Personal information
- Full name: Marcos Fernández Sánchez
- Date of birth: 17 May 2003 (age 23)
- Place of birth: Cambrils, Spain
- Height: 1.76 m (5 ft 9 in)
- Position: Forward

Team information
- Current team: Espanyol
- Number: 18

Youth career
- La Salle Cambrils
- La Floresta
- 2015–2019: Gimnàstic
- 2019–2022: Betis

Senior career*
- Years: Team / Apps / (Gls)
- 2021–2025: Betis B / 70 / (23)
- 2025–: Espanyol / 1 / (0)
- 2025–2026: → Ceuta (loan) / 35 / (14)

= Marcos Fernández (footballer, born May 2003) =

Spanish footballer

Marcos Fernández Sánchez (born 17 May 2003) is a Spanish footballer who plays for RCD Espanyol. Mainly a forward, he can also play as a right winger.

==Career==
===Early career===
Born in Cambrils, Tarragona, Catalonia, Fernández joined Gimnàstic de Tarragona's youth sides in 2015, aged 12. In 2019, he moved to Real Betis and was initially assigned to the Juvenil squad.

===Betis===
Fernández made his senior debut with the reserves on 27 November 2021, coming on as a late substitute for José Lara in a 2–1 Primera División RFEF away loss to CD Castellón. The following 23 August, he signed a new three-year deal with the club, being definitely promoted to the B-side now in Segunda Federación.

Fernández scored his first senior goal on 3 September 2022, netting the B's winner in a 1–0 away success over FC Cartagena B. He finished the season as the side's top scorer with 11 goals – highlights included a hat-trick in a 4–1 away routing of CD Utrera on 9 April 2023 – but suffered a serious ankle injury in July 2023 in the first training of the new campaign.

Back to action in February 2024, Fernández managed to score three goals in 11 appearances as Betis Deportivo returned to the third division. Despite featuring regularly with the first team in the 2024 pre-season, he only played for the B-team during the entire season, being the side's top scorer in the 2024–25 Primera Federación with 10 goals.

===Espanyol===
On 10 June 2025, free agent Fernández moved straight to La Liga after signing a three-year deal with RCD Espanyol. On 28 August, however, he was loaned to Segunda División side AD Ceuta FC on a one-year deal. He made his professional debut two days later, starting in a 4–1 away loss to Racing de Santander.

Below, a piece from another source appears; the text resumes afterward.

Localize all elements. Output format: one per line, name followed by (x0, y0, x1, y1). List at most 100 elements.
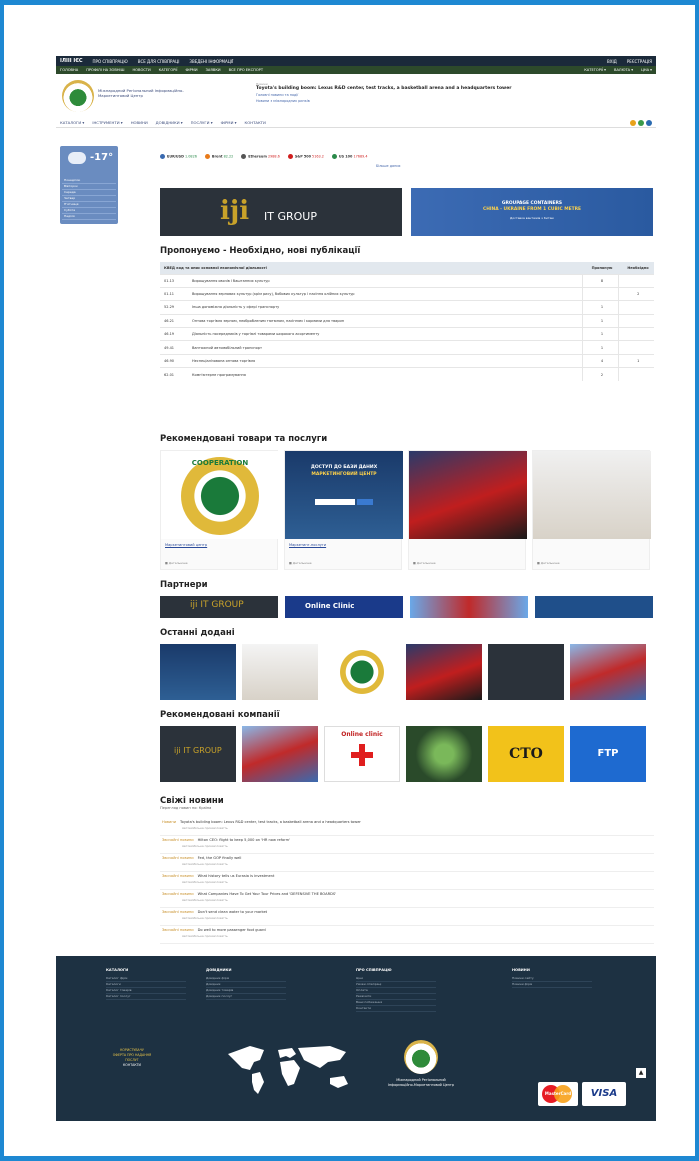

Fernández scored his first professional goals on 14 September 2025, netting a brace in a 3–3 away draw against Castellón. He finished the season with 14 goals, being the club's top scorer as they finished 11th.

Back to the Pericos in July 2026, Fernández impressed during the pre-season, and was registered in the main squad after receiving the number 18 jersey in the following month. He made his top tier debut on 16 August, replacing Edu Expósito late into a 3–0 home win over Levante UD.